I also recommend a research recommendation and a letter from someone who’s seen you do clinical work. If you’ve had a legitimate job, get one from there too. Professors are great, but the committee letter takes care of that aspect for you, at least it’s supposed to. Since you want to apply in June, you should really contact your recommenders by January of your application year. That way, they have plenty of time to write it, you can send them reminders each month, and everyone is happy in the end.

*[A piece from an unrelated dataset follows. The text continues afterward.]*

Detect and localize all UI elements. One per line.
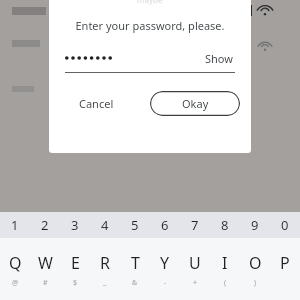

Most people will agree to write you a letter if they know you at all, but try to get people who really and truly know you and who you can level with. The best recommender is someone you can sit down with and say, “this is what I think should be in my letter, blah blah blah.”
If you’ve had particularly cool hands-on clinical experience or responsibilities, that’s a plus, but the important thing is that you’ve spent lots of time with physicians while they’re on the job, and you know what you’re getting in to.
Schools want to make sure you don’t just like the idea of being of a doctor, but that you like the reality of the job. This is important for your own clarity too. This is not Grey’s Anatomy or House, this is actual life. Be sure you know what you’re getting into, and prove that on your application.
Get prepared and do some practice interviews. My practice interviews helped me a lot. Some people are natural interviewers and don’t really need the practice. Decide which one you are and go with that.
Again, current doctors and premed advisors are the best people to do practice interviews with. It’s easy to explain to your friends who know nothing about the field why you want to be a doctor – it’s much harder to explain it to an actual doctor. Before your interviews, make sure you can talk about ALL activities on your application, and why a career in medicine suits you. Beyond that, and this is a cliche of course, but be yourself. The bottom line, if the person interviewing you likes you as a person by the end, you have a good chance of getting in.
Choosing the proper subject in which the student is interested as a major play a vital role in building up a career in medicine. Classes like biology, physics, chemistry, and math that are required for medical school admission. If you are struggling in any classes, get help right away.
To get into medical school, you need to show your ability to research through extensive research projects. And to get into a top med school, you’ll need to complete impressive research, beyond what students typically produce. Additionally, you should try to have published work that demonstrates your ability to do research.
Even if your sights are set on NYU, Brown, Harvard, or Dartmouth, make sure you apply to many schools, including a few safety schools. According to a recent AAMC report, the average number of schools med students apply to is 15. You should look up your target med schools and see what their admitted applicants look like, aka their GPA and MCAT scores, volunteer experience, clinical experience, etc.
From this article, you will get knowledge for a career in medicine and medical schools.